Java crawler crawls the mobile search page httpclient + jsup on JD
1. Requirements and configuration
Demand: crawl the information of JD mobile phone search page, record the name, price, number of comments, etc. of each mobile phone, and form a data table that can be used for actual analysis.
Using the Maven project, log4j records logs, which are only exported to the console.
Maven dependencies are as follows (POM. XML)
Log4j configuration (log4j. Properties) outputs info and above information to the console without setting the output document separately.
2. Requirements analysis and code
2.1 demand analysis
The first step is to establish a connection between the client and the server, and obtain the HTML content on the web page through the URL.
The second step is to parse the HTML content and get the required elements.
The third step is to output the HTML content to the local text document, which can be directly analyzed by other data analysis software.

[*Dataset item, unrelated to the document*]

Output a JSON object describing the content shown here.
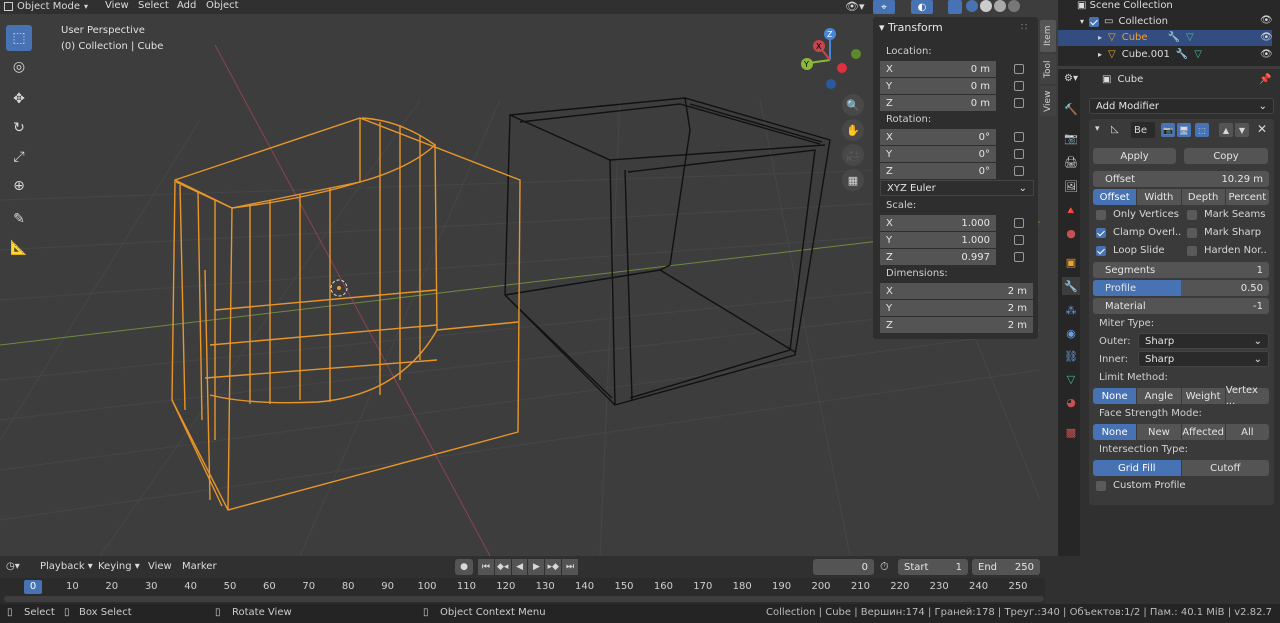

According to the above analysis, four classes are established: gethtml (for obtaining website HTML), parsehtml (for parsing HTML), writeto (for outputting documents) and maincontrol. The following describes the four classes respectively. In order to make the code as concise as possible, all exceptions are thrown directly from the method without catching.
2.2 code
2.2. 1gethtml class
This class contains two methods: geth (string URL) and urlcontrol (string baseurl, int page), which are used to obtain web page HTML and control URL respectively. Since the crawled web page content is only the search result of a certain kind of goods on JD, you don't need to traverse all the URLs on the page. You just need to observe the change of URL when turning the page and launch the law. Only the urlcontrol method is exposed externally, and a private log attribute is set in the class: private static logger log = logger getLogger(getHTML.class); Used for logging.
Geth (string URL) to obtain the HTML content of a single URL.

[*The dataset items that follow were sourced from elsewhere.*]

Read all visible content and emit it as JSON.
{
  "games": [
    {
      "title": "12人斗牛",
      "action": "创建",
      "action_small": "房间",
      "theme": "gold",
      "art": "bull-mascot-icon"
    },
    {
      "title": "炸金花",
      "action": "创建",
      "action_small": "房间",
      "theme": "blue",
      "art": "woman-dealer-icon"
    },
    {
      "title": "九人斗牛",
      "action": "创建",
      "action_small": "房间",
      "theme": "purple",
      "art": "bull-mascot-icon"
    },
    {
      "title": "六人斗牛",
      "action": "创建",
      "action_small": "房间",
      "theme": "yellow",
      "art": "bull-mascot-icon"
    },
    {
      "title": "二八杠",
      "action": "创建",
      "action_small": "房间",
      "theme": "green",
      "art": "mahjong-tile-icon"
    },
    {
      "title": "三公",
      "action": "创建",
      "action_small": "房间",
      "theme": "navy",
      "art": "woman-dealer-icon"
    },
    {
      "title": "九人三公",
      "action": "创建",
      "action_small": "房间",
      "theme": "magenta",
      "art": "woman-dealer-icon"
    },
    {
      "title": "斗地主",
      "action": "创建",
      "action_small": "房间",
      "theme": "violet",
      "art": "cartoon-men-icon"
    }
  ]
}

Urlcontrol (string baseurl, int page), set the loop and access the data of multiple pages. By reviewing the elements, you can see that the change of the search page on JD is actually a change in odd order.
Take another look at the change of the web address after clicking. You can find that the actual change is the value of the page attribute. The address of the next web page can be easily obtained by splicing.

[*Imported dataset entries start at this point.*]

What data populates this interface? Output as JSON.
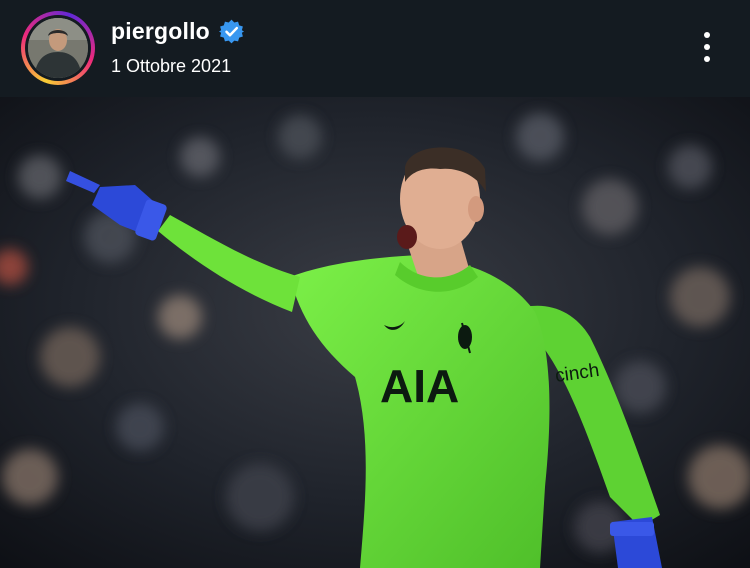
{
  "post": {
    "username": "piergollo",
    "verified": true,
    "date": "1 Ottobre 2021",
    "more_icon": "more-vertical-icon"
  },
  "photo": {
    "shirt_text": "AIA",
    "sleeve_text": "cinch"
  },
  "colors": {
    "header_bg": "#141b21",
    "verified_blue": "#3897f0",
    "kit_green": "#6ee23a",
    "glove_blue": "#2c49d8"
  }
}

https://search.jd.com/Search?keyword=%E6%89%8B%E6%9C%BA&enc=utf -8&qrst=1&rt=1&stop=1&vt=2&cid2=653&cid3=655&page=3&s=47&click=0 https://search.jd.com/Search?keyword=%E6%89%8B%E6%9C%BA&enc=utf -8&qrst=1&rt=1&stop=1&vt=2&cid2=653&cid3=655&page=5&s=111&click=0 https://search.jd.com/Search?keyword=%E6%89%8B%E6%9C%BA&enc=utf -8&qrst=1&rt=1&stop=1&vt=2&cid2=653&cid3=655&page=7&s=162&click=0
Overall Code:
2.2. 2parsehtml class
This step needs to determine the label of the content to be crawled through the review element, and then obtain it through the CSS selector in jsup.
2.2. 3writeto class
The method in this class writes the parsed content to a local file. Just simple io.
2.2. 4maincontrol class
The master program writes the base address and the number of pages you want to get. Call the urlcontrol method in the gethtml class to grab the page.
3. Crawling results
Climb to page 20.
3.1 console output
3.2 document output
You can open it directly with Excel, and the separator is tab. The columns are item number, name, price and number of comments.
4. Summary
Httpclient and jsup are used in this crawl. You can see that these tools are very efficient for simple requirements. In fact, you can write all classes into one class. The way to write multiple classes is clear.
The above Java crawler crawls to the mobile search page httpclient + jsup on JD. That's all the content Xiaobian shared with you. I hope it can give you a reference and support more programming tips.